My Investment Philosophy

  • Diversify – investments and taxes.
  • Do nothing – automate.
  • Develop margin of safety – allow assets to compound.


I treat all accounts as one portfolio.

  • VGRO – 86%
  • Cash – 4%
  • VAB – 6%
  • GIC – 4%
  • Asset Allocation – 69%
  • Portfolio Gain (Loss)
    • YTD – (1,130,082)
    • 2021 – 728,410
    • 2020 – 495,984
    • 2019 – 190,513

Mailbox Money

“Life is really simple, but men insist on making it complicated.” Confucius (BC 551-BC 479) Chinese philosopher.

I have zero alpha.

I want “know nothing, do nothing” mailbox money.

Mailbox Money

  • YTD – 21,285
  • 2021 – 136,578
  • 2020 – 130,610
  • 2019 – 110,068

June 2022

The market is taking a beating. This was expected to say the least. While one is accumulating, you simply can not care about this. I will follow a reasonable investment process and leave it alone.

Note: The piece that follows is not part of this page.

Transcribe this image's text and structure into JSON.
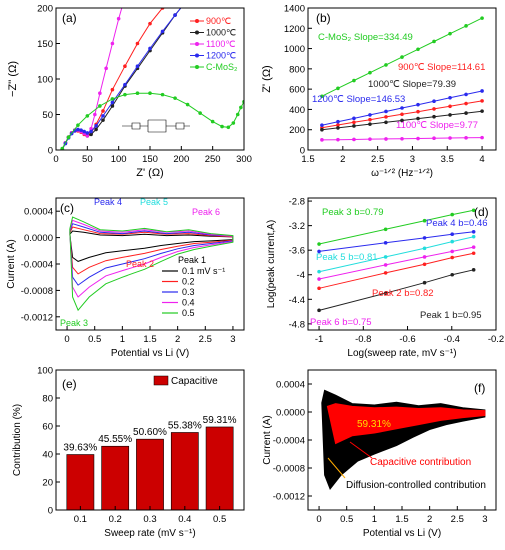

It took me a while to figure out an investment schedule. Bimonthly, monthly or quarterly? I have settled on a monthly regime and it is working well enough. The issue is that most of our investments are in taxable accounts and this raises some accounting issues. You have to track more if you buy more frequently. Thus I decided on the monthly schedule.

I also figured that I work better with a sweep account system. Our income is not regular and thus every other system requires too much mental bandwidth. Nowadays, I simply keep a set amount of cash in my main chequing accounts and sweep the rest to buy more VGRO.

This all may seem elementary to many folks who get paid a regular salary. However, self-employed people have to think about such things on a regular basis.

I have only been an employee for one year of my working life so this is something I am very accustomed to.

I recently had to have a discussion with my husband about our dividends. I prefer to think of total return. I am not a dividend investor. I use dividends as an automated way to cash out parts of our portfolio when we start to spend our portfolio. I have my spreadsheet to track that we are not spending beyond 3%.

I also have finished giving our children a pot of money to start their own financial independence journey. This was an important goal for me. I would rather give them a smaller sum earlier. This way, they get to learn how to invest and grow this into a larger pot of money.

I would not give them a fully formed portfolio. If they are good investors, they will be able to retire off this amount given a long enough runway. If they are not good investors, they would have spent it all but I would have given them less since I gifted this to them in their 20s.

Either way, this is what I chose to do as they will be able to learn whatever lessons they need much earlier in life.

I also sent them the Peter Buffett article about how much he would have had had he just left his inheritance money with Berkshire. I remind them we are NOT Warren Buffett.

Now that my investments are on a regular schedule, it is amazing how little time one needs to spend on this stuff.